Hay algo peor que los de la infancia, los de la mediana edad

Según he podido saber hay algo peor que un domingo por la tarde escolar. Tengo un recuerdo tan nítido de los domingos por la tarde de mi infancia, esa desazón, la desesperanza por la proximidad del lunes, especialmente evidente a las cuatro, a las cinco, a las seis. Llegadas las siete, las ocho, sentía un extraño alivio, el de la certeza, la renuncia por la creciente cercanía del día siguiente. Ya no había nada que hacer.

El lunes por la mañana era mil veces mejor, dos mil veces, tres millones de veces mejor porque, no lo sabía entonces, hay muchas posibilidades de que cualquier fenómeno anticipatorio de algo malo sea peor que el hecho en sí. Pensar en cómo dejar a Pepito, peor que dejar a Pepito; preparar esa charla en público para la que te agencias dos sumiales, peor que efectivamente dar la charla (sobre todo si llevas encima los dos sumiales); domingo por la tarde, peor que lunes por la mañana.

El Portalón. MX

Pues miren qué les digo: peor que los domingos por la tarde infantiles son los domingos por la tarde de la mediana edad. Una representación de Hamlet en cada casa es eso, un lentísimo languidecer y un poco crisis de identidad. ¿Es esta la vida que anhelaba? ¿Qué sentido tiene este trabajo que hago? ¿Debería estudiar oposiciones?

Leo en Las abandonadoras que la autora, Begoña Gómez Urzaiz, trabaja los domingos por la tarde adelantando artículos para la semana, como hacen tantos autónomos. A Peiró le leí alguna vez que la madurez llega cuando al fin aprecias los domingos por la tarde. Yo quiero exprimirlos y disfrutarlos, pero llevo dentro un programador extrañísimo que me dispara la melancolía en cuanto dejo los cubiertos en el plato, es como si el clink al tocar la loza me la precipitase. Del café en adelante, todo es páramo. Un reflejo condicionado desde hace décadas, cámbialo tú ahora.

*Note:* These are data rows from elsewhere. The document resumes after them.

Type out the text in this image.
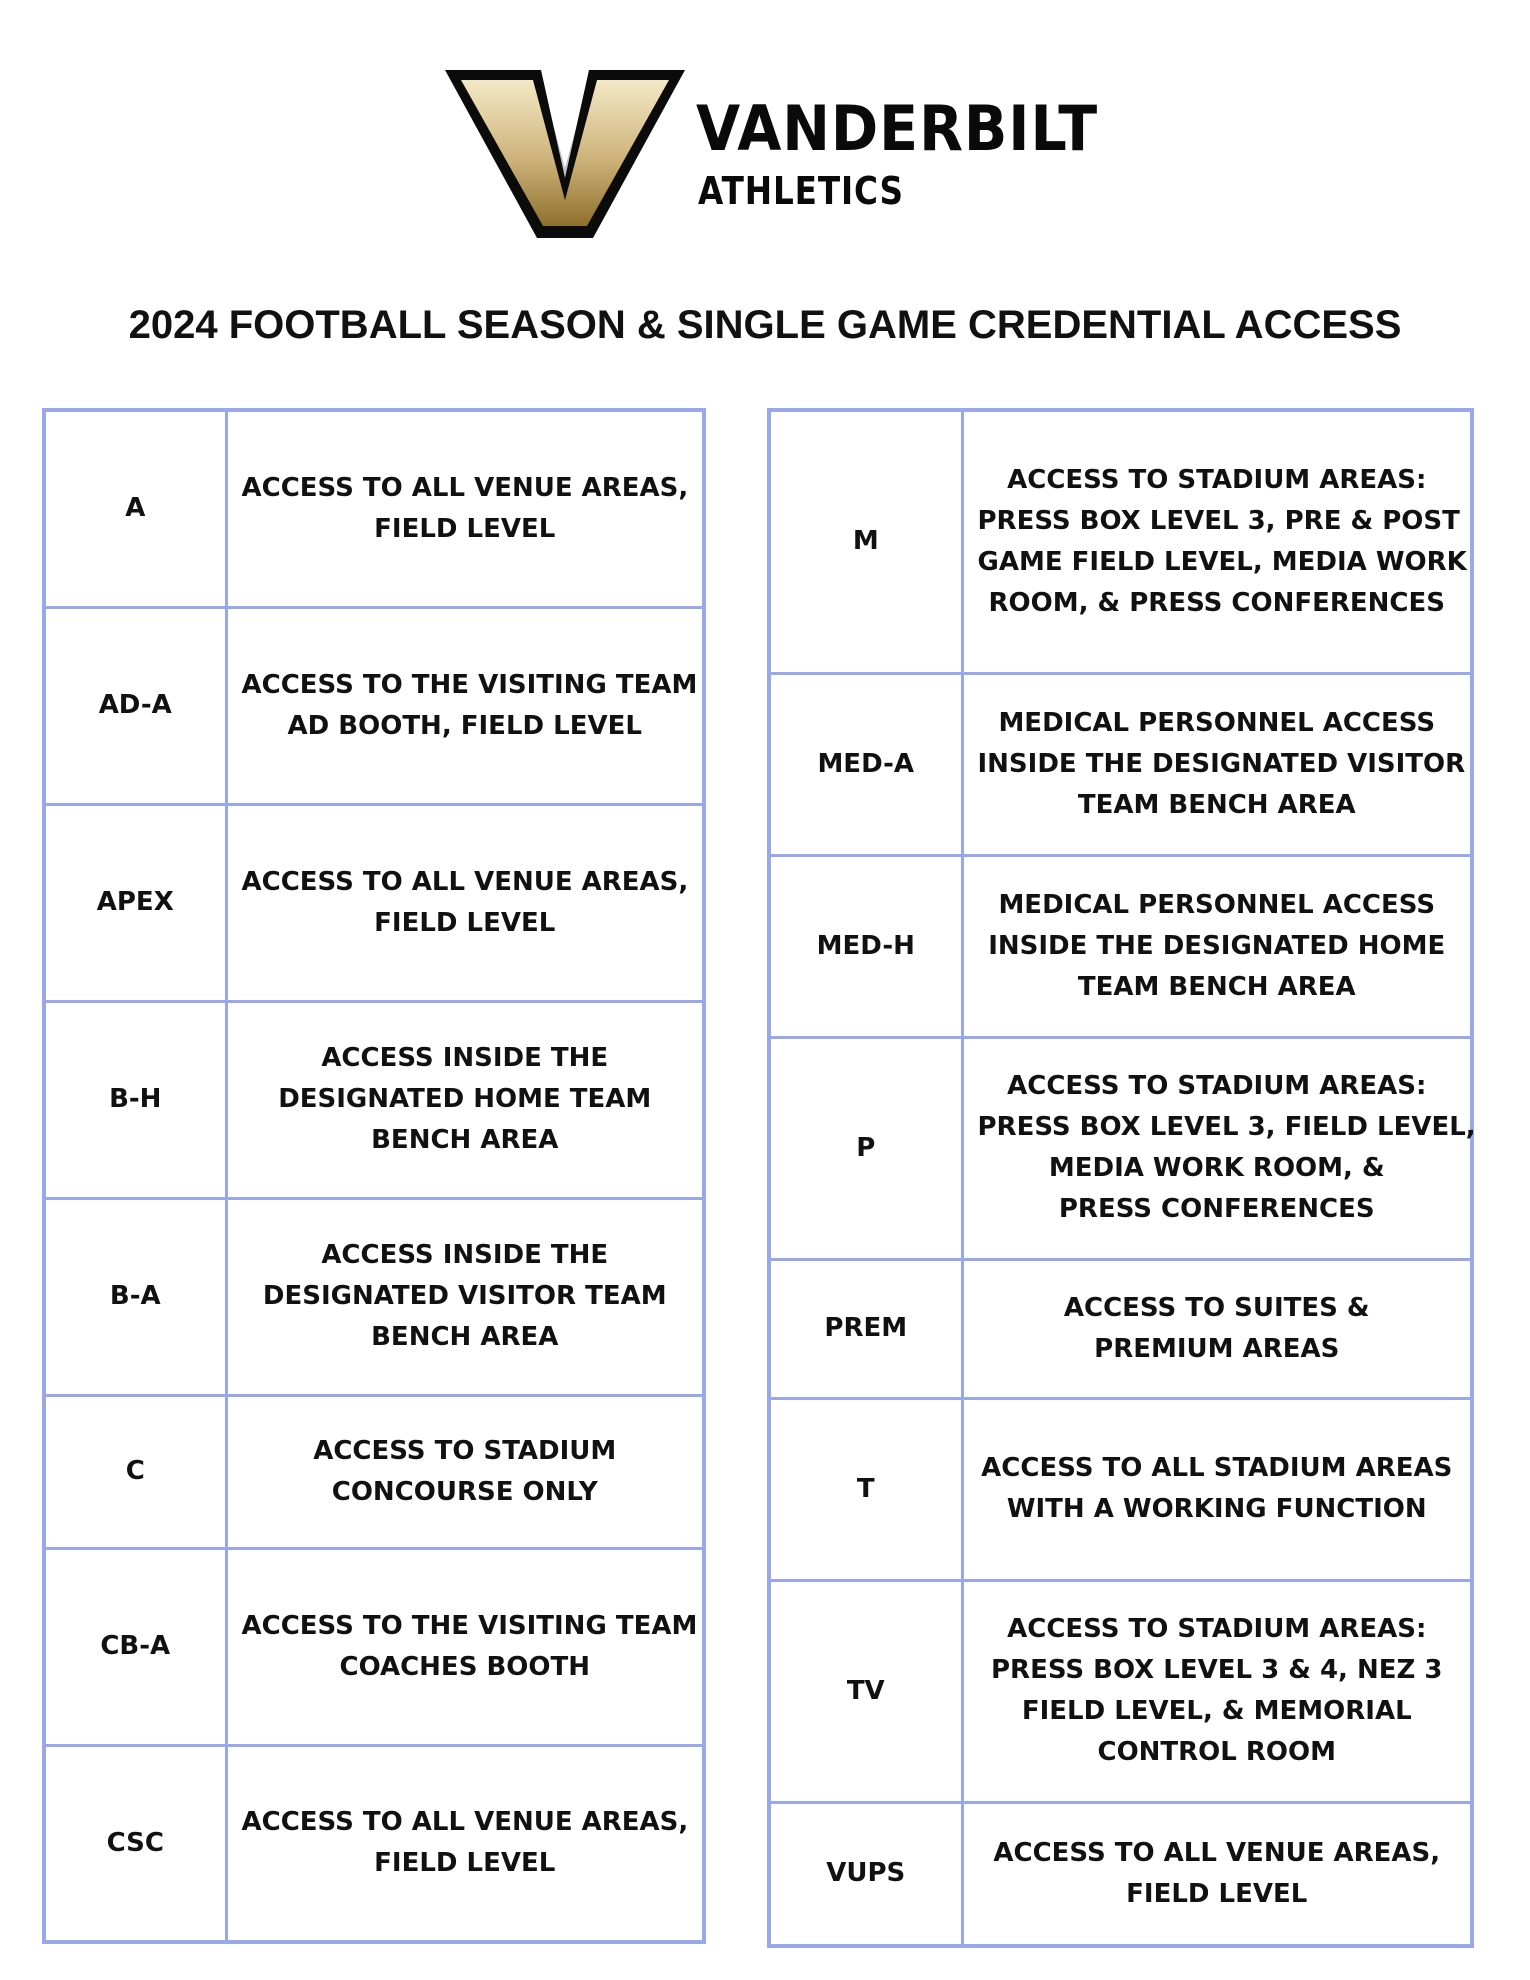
VANDERBILT
ATHLETICS
2024 FOOTBALL SEASON & SINGLE GAME CREDENTIAL ACCESS
A	ACCESS TO ALL VENUE AREAS,
FIELD LEVEL

AD-A	ACCESS TO THE VISITING TEAM
AD BOOTH, FIELD LEVEL

APEX	ACCESS TO ALL VENUE AREAS,
FIELD LEVEL

B-H	ACCESS INSIDE THE
DESIGNATED HOME TEAM
BENCH AREA

B-A	ACCESS INSIDE THE
DESIGNATED VISITOR TEAM
BENCH AREA

C	ACCESS TO STADIUM
CONCOURSE ONLY

CB-A	ACCESS TO THE VISITING TEAM
COACHES BOOTH

CSC	ACCESS TO ALL VENUE AREAS,
FIELD LEVEL
M	ACCESS TO STADIUM AREAS:
PRESS BOX LEVEL 3, PRE & POST
GAME FIELD LEVEL, MEDIA WORK
ROOM, & PRESS CONFERENCES

MED-A	MEDICAL PERSONNEL ACCESS
INSIDE THE DESIGNATED VISITOR
TEAM BENCH AREA

MED-H	MEDICAL PERSONNEL ACCESS
INSIDE THE DESIGNATED HOME
TEAM BENCH AREA

P	ACCESS TO STADIUM AREAS:
PRESS BOX LEVEL 3, FIELD LEVEL,
MEDIA WORK ROOM, &
PRESS CONFERENCES

PREM	ACCESS TO SUITES &
PREMIUM AREAS

T	ACCESS TO ALL STADIUM AREAS
WITH A WORKING FUNCTION

TV	ACCESS TO STADIUM AREAS:
PRESS BOX LEVEL 3 & 4, NEZ 3
FIELD LEVEL, & MEMORIAL
CONTROL ROOM

VUPS	ACCESS TO ALL VENUE AREAS,
FIELD LEVEL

No soy la única, me parece. Si hablo con alguna amiga la oigo suspirar al teléfono con una resignación muy particular, todo suena a inexorable, a la vida que se presenta sin que la puedas doblegar. Si me asomo a la ventana veo a paseantes sin rumbo, demasiado despacio para estar haciendo ejercicio, demasiado contemplativos como para ir a algún sitio. El silencio de las casas y de las calles, la ausencia de trasiegos me inquieta. Los domingos por la mañana, aún con esperanza, veo a gente salir tambaleante de un garito próximo a mi casa con una decisión en la mirada: agenciarse algo para seguir prolongando la noche. En su caso, esas primeras horas dominicales todavía son sábado. Por supuesto, todo está en mi mirada dominical.

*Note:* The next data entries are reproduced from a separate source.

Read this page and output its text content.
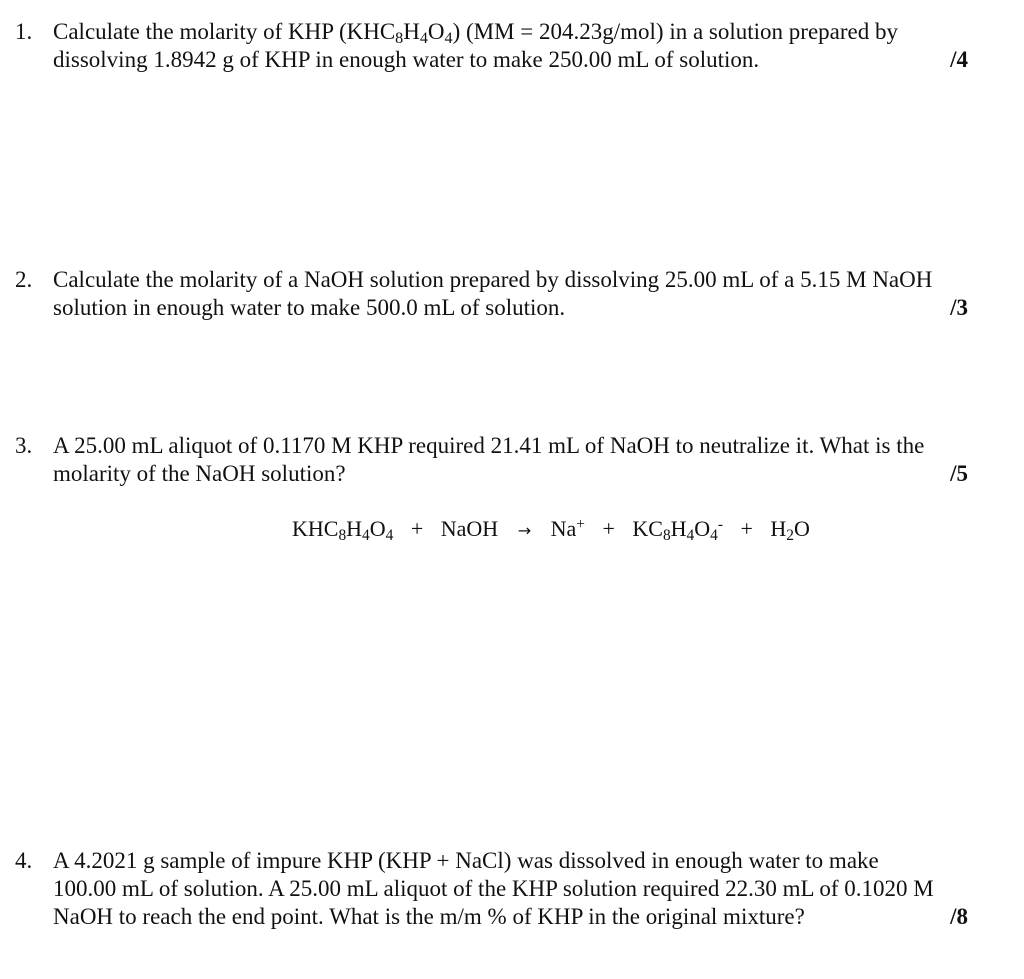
1. Calculate the molarity of KHP $(KHC_8H_4O_4) (MM = 204.23g/mol)$ in a solution prepared by
dissolving 1.8942 g of KHP in enough water to make 250.00 mL of solution.	/4
2. Calculate the molarity of a NaOH solution prepared by dissolving 25.00 mL of a 5.15 M NaOH
solution in enough water to make 500.0 mL of solution.	/3
3. A 25.00 mL aliquot of 0.1170 M KHP required 21.41 mL of NaOH to neutralize it. What is the
molarity of the NaOH solution?	/5
$KHC_8H_4O_4$ + NaOH → $Na^+ + KC_8H_4O_4^- + H_2O$
4. A 4.2021 g sample of impure KHP (KHP + NaCl) was dissolved in enough water to make
100.00 mL of solution. A 25.00 mL aliquot of the KHP solution required 22.30 mL of 0.1020 M
NaOH to reach the end point. What is the m/m % of KHP in the original mixture?	/8
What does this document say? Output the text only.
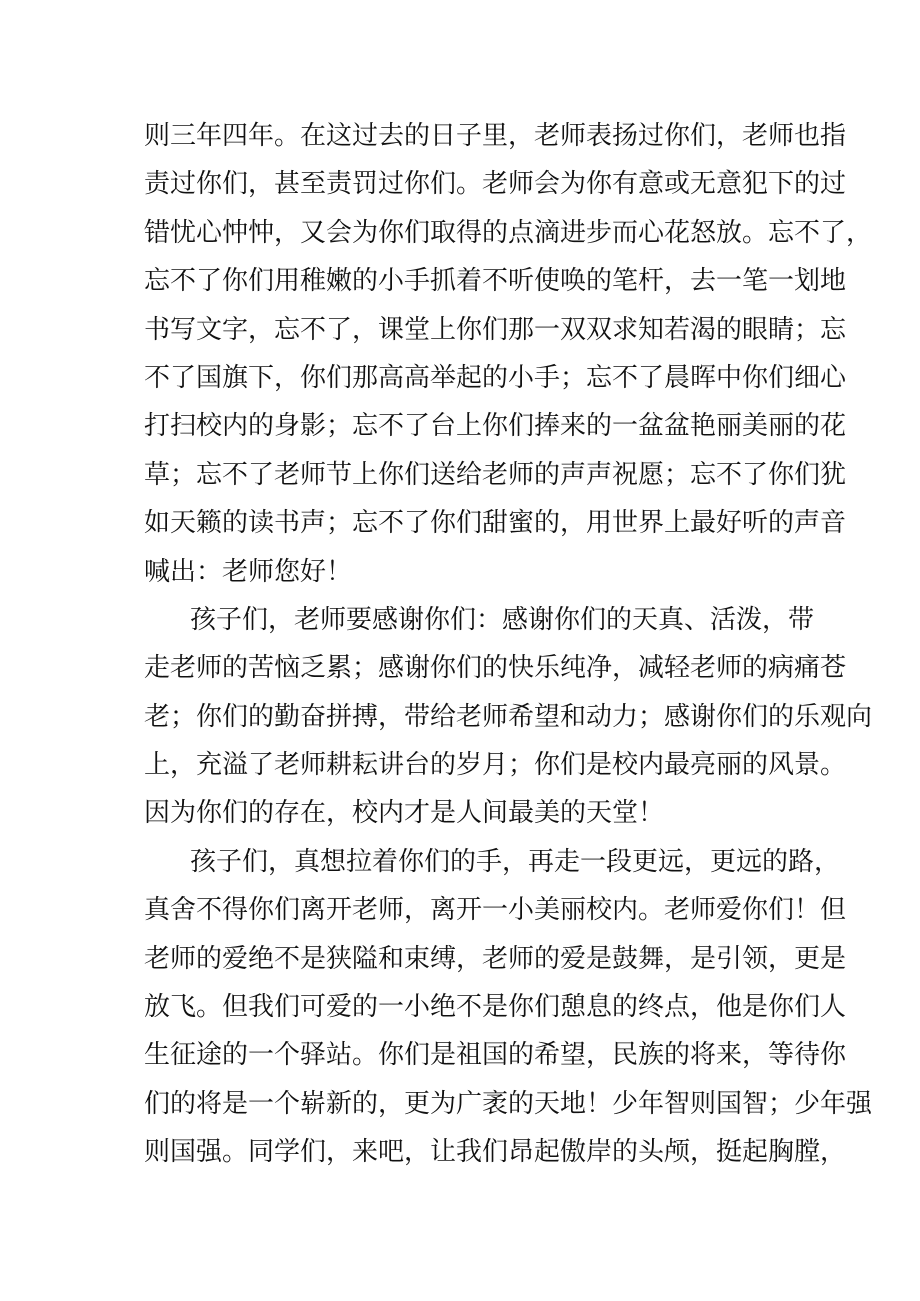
则三年四年。在这过去的日子里，老师表扬过你们，老师也指
责过你们，甚至责罚过你们。老师会为你有意或无意犯下的过
错忧心忡忡，又会为你们取得的点滴进步而心花怒放。忘不了，
忘不了你们用稚嫩的小手抓着不听使唤的笔杆，去一笔一划地
书写文字，忘不了，课堂上你们那一双双求知若渴的眼睛；忘
不了国旗下，你们那高高举起的小手；忘不了晨晖中你们细心
打扫校内的身影；忘不了台上你们捧来的一盆盆艳丽美丽的花
草；忘不了老师节上你们送给老师的声声祝愿；忘不了你们犹
如天籁的读书声；忘不了你们甜蜜的，用世界上最好听的声音
喊出：老师您好！
孩子们，老师要感谢你们：感谢你们的天真、活泼，带
走老师的苦恼乏累；感谢你们的快乐纯净，减轻老师的病痛苍
老；你们的勤奋拼搏，带给老师希望和动力；感谢你们的乐观向
上，充溢了老师耕耘讲台的岁月；你们是校内最亮丽的风景。
因为你们的存在，校内才是人间最美的天堂！
孩子们，真想拉着你们的手，再走一段更远，更远的路，
真舍不得你们离开老师，离开一小美丽校内。老师爱你们！但
老师的爱绝不是狭隘和束缚，老师的爱是鼓舞，是引领，更是
放飞。但我们可爱的一小绝不是你们憩息的终点，他是你们人
生征途的一个驿站。你们是祖国的希望，民族的将来，等待你
们的将是一个崭新的，更为广袤的天地！少年智则国智；少年强
则国强。同学们，来吧，让我们昂起傲岸的头颅，挺起胸膛，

He sido acusada de privilegiada por gente que, la verdad, tenía mucha razón. Ibas a estar tú pensando esas ñoñerías si tuvieras que planchar 35 camisetitas de niño, me dicen con la mirada o con la boca, no se cortan. O perseguir al susodicho propietario de las camisetitas para que hiciera los deberes o estudiara un poco o al menos despegara los ojos de una pantalla cinco minutos. Aún menos si dedicaras el domingo por la tarde a guardar en una carpetita los papeles que tendrás que llevar al día siguiente al Inem o a la consulta oncológica. Esa sí que es una anticipación no metafísica, sino muy física, dolorosamente física.

Da igual. Creo que la prueba definitiva de que, seas niño o adulto en variadas circunstancias, odias los domingos por la tarde es el fenómeno vacacional de perder el hilo, de abandonar el seguimiento de las rutinas, la concatenación de jornadas que se repiten. Sabes que estás haciendo bien el descanso cuando te parece que el que pregunta qué día de la semana es va a pillar, cuando tienes que hacer un verdadero esfuerzo para percatarte de que ese momento liviano y hasta despendolado es, efectivamente, domingo por la tarde. Quién lo diría.